Senate Passes Patent Reform

Over the objections of much of Silicon Valley and warnings from California Senators Dianne Feinstein and Barbara Boxer that the legislation could harm small inventors, the Senate overwhelmingly approved a sweeping overhaul of the U.S. patent system on Tuesday.

Source: Source: San Francisco Chronicle | Published on March 10, 2011

The America Invents Act, six years in the making, passed the Senate on a 95-5 vote as both parties joined the Obama administration in arguing that an antiquated and litigation-riddled patent system is hobbling innovation. Feinstein voted for the bill, despite losing a vote on a critical amendment, while Boxer opposed the entire bill.

In Silicon Valley, the nation's nucleus of invention, small inventors and huge tech icons have lined up against the legislation, each for different reasons.

A key element of the bill, which Feinstein and Boxer tried to kill, would award a patent to the first person to file a patent application, a change from the current practice of awarding a patent to the first person to invent a product.

Feinstein had supported a first-to-file system but she said she became convinced that was a mistake after listening to small inventors and venture capitalists in California. Her amendment lost 87-13.

Apple, Adobe, Cisco, Dell, Google, Intel and other tech giants who banded together in the Coalition for Patent Fairness took no position in the first-to-file debate, but they said the overall bill does not do enough to reduce litigation.

They say their engineers waste time in court defending frivolous patent-infringement lawsuits by "patent trolls," businesses that exist solely to sue for alleged patent infringement.

The tech giants contend that the number of these suits has soared in recent years. In the most notable case, patent holding company NTP Inc. won a $613 million settlement in 2006 against BlackBerry maker Research In Motion.

Commerce Secretary Gary Locke said moving to a first-to-file policy would bring the United States into agreement with most patent laws in the rest of the world, and provide a simple, clear date to establish a patent, rather than a costly process of proving that one was the first to invent something.

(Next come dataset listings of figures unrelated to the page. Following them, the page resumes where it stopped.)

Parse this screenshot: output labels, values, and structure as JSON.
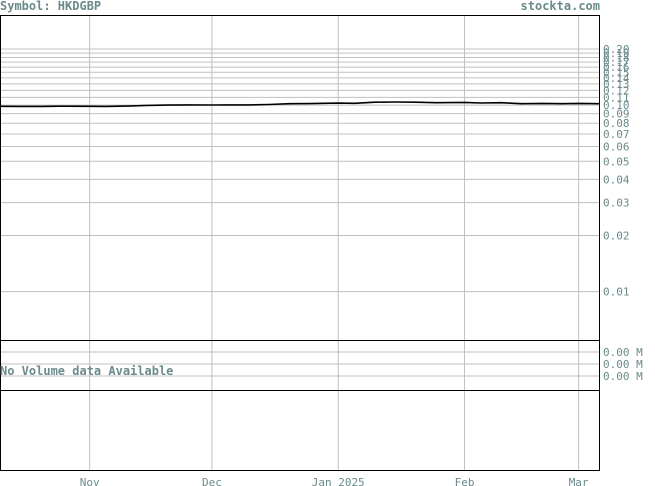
{
  "header": {
    "symbol_text": "Symbol: HKDGBP",
    "site_text": "stockta.com"
  },
  "volume_panel": {
    "no_data_text": "No Volume data Available",
    "tick_labels": [
      "0.00 M",
      "0.00 M",
      "0.00 M"
    ]
  },
  "colors": {
    "grid": "#c0c0c0",
    "axis_text": "#6b8a8a",
    "line": "#000000",
    "frame": "#000000"
  },
  "chart_data": {
    "type": "line",
    "title": "",
    "xlabel": "",
    "ylabel": "",
    "scale": "log",
    "grid": true,
    "ylim": [
      0.0055,
      0.2
    ],
    "xlim": [
      "2024-10-10",
      "2025-03-06"
    ],
    "yticks": [
      0.2,
      0.19,
      0.18,
      0.17,
      0.16,
      0.15,
      0.14,
      0.13,
      0.12,
      0.11,
      0.1,
      0.09,
      0.08,
      0.07,
      0.06,
      0.05,
      0.04,
      0.03,
      0.02,
      0.01
    ],
    "ytick_labels": [
      "0.20",
      "0.19",
      "0.18",
      "0.17",
      "0.16",
      "0.15",
      "0.14",
      "0.13",
      "0.12",
      "0.11",
      "0.10",
      "0.09",
      "0.08",
      "0.07",
      "0.06",
      "0.05",
      "0.04",
      "0.03",
      "0.02",
      "0.01"
    ],
    "xticks": [
      {
        "date": "2024-11-01",
        "label": "Nov"
      },
      {
        "date": "2024-12-01",
        "label": "Dec"
      },
      {
        "date": "2025-01-01",
        "label": "Jan 2025"
      },
      {
        "date": "2025-02-01",
        "label": "Feb"
      },
      {
        "date": "2025-03-01",
        "label": "Mar"
      }
    ],
    "series": [
      {
        "points": [
          [
            "2024-10-10",
            0.0986
          ],
          [
            "2024-10-15",
            0.0984
          ],
          [
            "2024-10-20",
            0.0985
          ],
          [
            "2024-10-25",
            0.0987
          ],
          [
            "2024-11-01",
            0.0986
          ],
          [
            "2024-11-05",
            0.0984
          ],
          [
            "2024-11-10",
            0.0988
          ],
          [
            "2024-11-15",
            0.0997
          ],
          [
            "2024-11-20",
            0.1
          ],
          [
            "2024-11-25",
            0.1003
          ],
          [
            "2024-12-01",
            0.1002
          ],
          [
            "2024-12-05",
            0.1003
          ],
          [
            "2024-12-10",
            0.1003
          ],
          [
            "2024-12-15",
            0.1008
          ],
          [
            "2024-12-20",
            0.1018
          ],
          [
            "2024-12-25",
            0.1019
          ],
          [
            "2025-01-01",
            0.1026
          ],
          [
            "2025-01-05",
            0.1023
          ],
          [
            "2025-01-10",
            0.1037
          ],
          [
            "2025-01-15",
            0.104
          ],
          [
            "2025-01-20",
            0.1037
          ],
          [
            "2025-01-25",
            0.103
          ],
          [
            "2025-02-01",
            0.1034
          ],
          [
            "2025-02-05",
            0.1027
          ],
          [
            "2025-02-10",
            0.103
          ],
          [
            "2025-02-15",
            0.1018
          ],
          [
            "2025-02-20",
            0.1021
          ],
          [
            "2025-02-25",
            0.1018
          ],
          [
            "2025-03-01",
            0.1022
          ],
          [
            "2025-03-06",
            0.1018
          ]
        ]
      }
    ]
  }
}
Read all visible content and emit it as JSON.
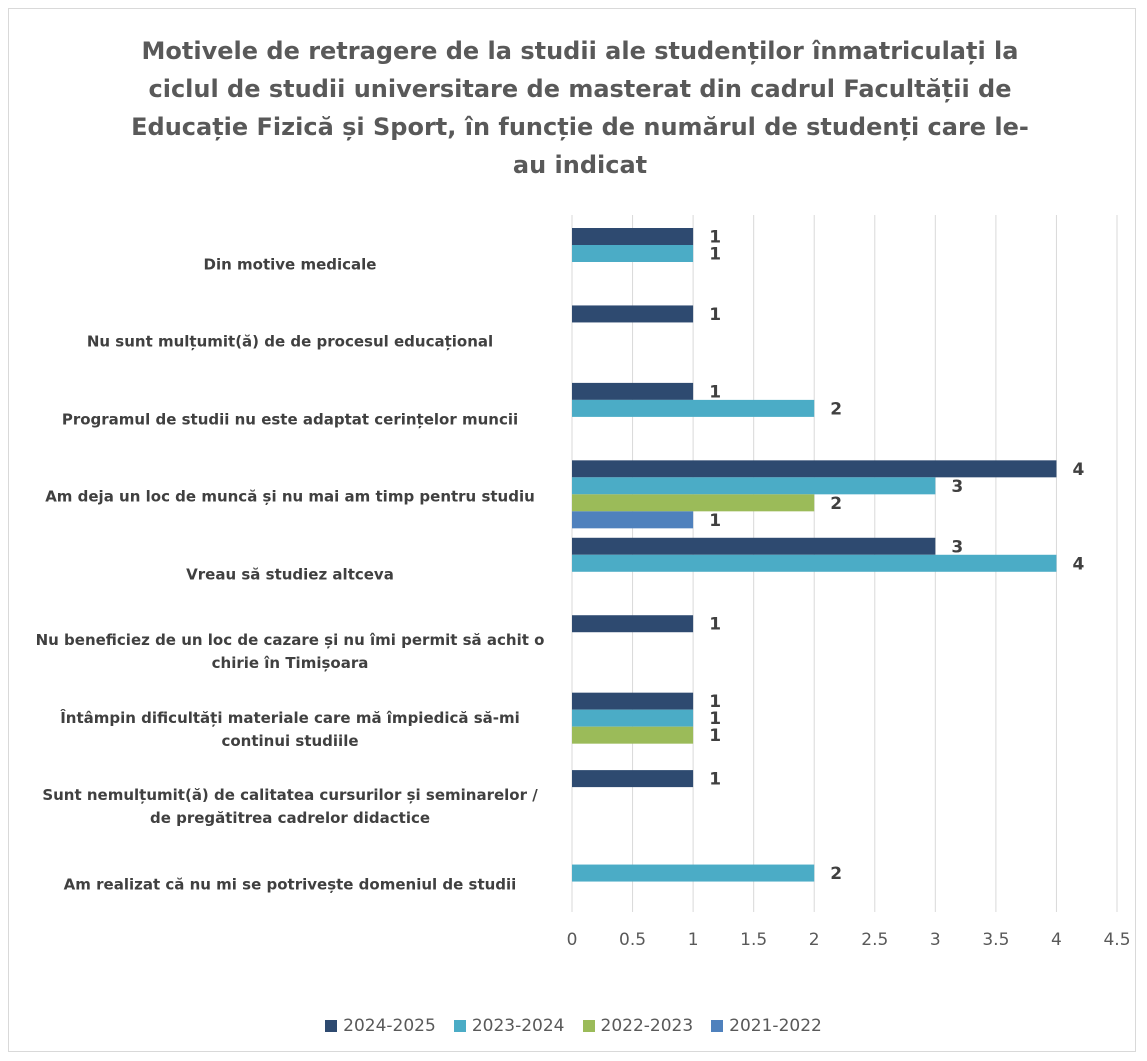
{
  "chart_data": {
    "type": "bar",
    "orientation": "horizontal",
    "title": "Motivele de retragere de la studii ale studenților înmatriculați la ciclul de studii universitare de masterat din cadrul Facultății de Educație Fizică și Sport, în funcție de numărul de studenți care le-au indicat",
    "categories": [
      [
        "Din motive medicale"
      ],
      [
        "Nu sunt mulțumit(ă) de de procesul educațional"
      ],
      [
        "Programul de studii nu este adaptat cerințelor muncii"
      ],
      [
        "Am deja un loc de muncă și nu mai am timp pentru studiu"
      ],
      [
        "Vreau să studiez altceva"
      ],
      [
        "Nu beneficiez de un loc de cazare și nu îmi permit să achit o",
        "chirie în Timișoara"
      ],
      [
        "Întâmpin dificultăți materiale care mă împiedică să-mi",
        "continui studiile"
      ],
      [
        "Sunt nemulțumit(ă) de calitatea cursurilor și seminarelor /",
        "de pregătitrea cadrelor didactice"
      ],
      [
        "Am realizat că nu mi se potrivește domeniul de studii"
      ]
    ],
    "series": [
      {
        "name": "2024-2025",
        "color": "#2E4A70",
        "values": [
          1,
          1,
          1,
          4,
          3,
          1,
          1,
          1,
          null
        ]
      },
      {
        "name": "2023-2024",
        "color": "#4BACC6",
        "values": [
          1,
          null,
          2,
          3,
          4,
          null,
          1,
          null,
          2
        ]
      },
      {
        "name": "2022-2023",
        "color": "#9BBB59",
        "values": [
          null,
          null,
          null,
          2,
          null,
          null,
          1,
          null,
          null
        ]
      },
      {
        "name": "2021-2022",
        "color": "#4F81BD",
        "values": [
          null,
          null,
          null,
          1,
          null,
          null,
          null,
          null,
          null
        ]
      }
    ],
    "xlim": [
      0,
      4.5
    ],
    "xticks": [
      "0",
      "0.5",
      "1",
      "1.5",
      "2",
      "2.5",
      "3",
      "3.5",
      "4",
      "4.5"
    ],
    "grid": true,
    "legend": "bottom",
    "data_labels": true
  }
}
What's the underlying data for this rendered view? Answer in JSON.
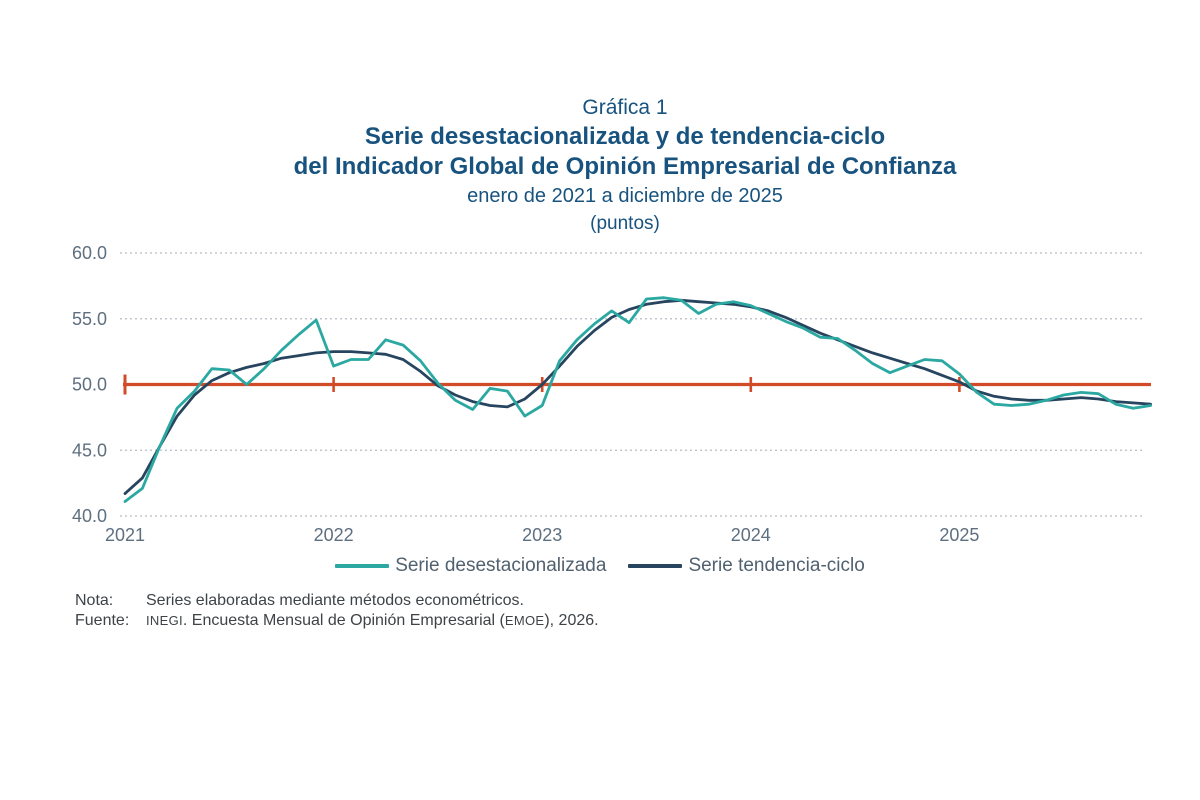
{
  "title": {
    "label": "Gráfica 1",
    "line1": "Serie desestacionalizada y de tendencia-ciclo",
    "line2": "del Indicador Global de Opinión Empresarial de Confianza",
    "subtitle": "enero de 2021 a diciembre de 2025",
    "units": "(puntos)",
    "color": "#18537f"
  },
  "chart_data": {
    "type": "line",
    "title": "Serie desestacionalizada y de tendencia-ciclo del Indicador Global de Opinión Empresarial de Confianza",
    "subtitle": "enero de 2021 a diciembre de 2025",
    "units": "puntos",
    "x_frequency": "monthly",
    "x_range": [
      "2021-01",
      "2025-12"
    ],
    "x_tick_labels": [
      "2021",
      "2022",
      "2023",
      "2024",
      "2025"
    ],
    "y_tick_labels": [
      "60.0",
      "55.0",
      "50.0",
      "45.0",
      "40.0"
    ],
    "ylim": [
      40.0,
      60.0
    ],
    "grid": "horizontal-dotted",
    "legend_position": "bottom",
    "reference_line": {
      "value": 50.0,
      "color": "#d24b28"
    },
    "series": [
      {
        "name": "Serie desestacionalizada",
        "color": "#2aa8a1",
        "values": [
          41.1,
          42.1,
          45.3,
          48.2,
          49.5,
          51.2,
          51.1,
          50.0,
          51.2,
          52.6,
          53.8,
          54.9,
          51.4,
          51.9,
          51.9,
          53.4,
          53.0,
          51.8,
          50.1,
          48.8,
          48.1,
          49.7,
          49.5,
          47.6,
          48.4,
          51.8,
          53.4,
          54.6,
          55.6,
          54.7,
          56.5,
          56.6,
          56.4,
          55.4,
          56.1,
          56.3,
          56.0,
          55.4,
          54.8,
          54.3,
          53.6,
          53.5,
          52.6,
          51.6,
          50.9,
          51.4,
          51.9,
          51.8,
          50.8,
          49.4,
          48.5,
          48.4,
          48.5,
          48.8,
          49.2,
          49.4,
          49.3,
          48.5,
          48.2,
          48.4
        ]
      },
      {
        "name": "Serie tendencia-ciclo",
        "color": "#27455f",
        "values": [
          41.7,
          42.9,
          45.3,
          47.6,
          49.2,
          50.3,
          50.9,
          51.3,
          51.6,
          52.0,
          52.2,
          52.4,
          52.5,
          52.5,
          52.4,
          52.3,
          51.9,
          51.0,
          49.9,
          49.2,
          48.7,
          48.4,
          48.3,
          48.9,
          50.0,
          51.4,
          52.9,
          54.1,
          55.1,
          55.7,
          56.1,
          56.3,
          56.4,
          56.3,
          56.2,
          56.1,
          55.9,
          55.6,
          55.1,
          54.5,
          53.9,
          53.4,
          52.9,
          52.4,
          52.0,
          51.6,
          51.2,
          50.7,
          50.2,
          49.5,
          49.1,
          48.9,
          48.8,
          48.8,
          48.9,
          49.0,
          48.9,
          48.7,
          48.6,
          48.5
        ]
      }
    ]
  },
  "notes": {
    "nota_label": "Nota:",
    "nota_text": "Series elaboradas mediante métodos econométricos.",
    "fuente_label": "Fuente:",
    "fuente_org": "INEGI",
    "fuente_mid": ". Encuesta Mensual de Opinión Empresarial (",
    "fuente_acronym": "EMOE",
    "fuente_end": "), 2026."
  }
}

It takes an average of three years to secure a patent, and the U.S. patent office has a backlog of more than 700,000 applications. A record 209,000 patents were issued last year. President Obama considers patent reform part of his "win the future" agenda that is designed to position the United States as a leader in the world economy.

Obama said he was pleased by Senate passage of the legislation, calling it the "most significant patent reform in over half a century."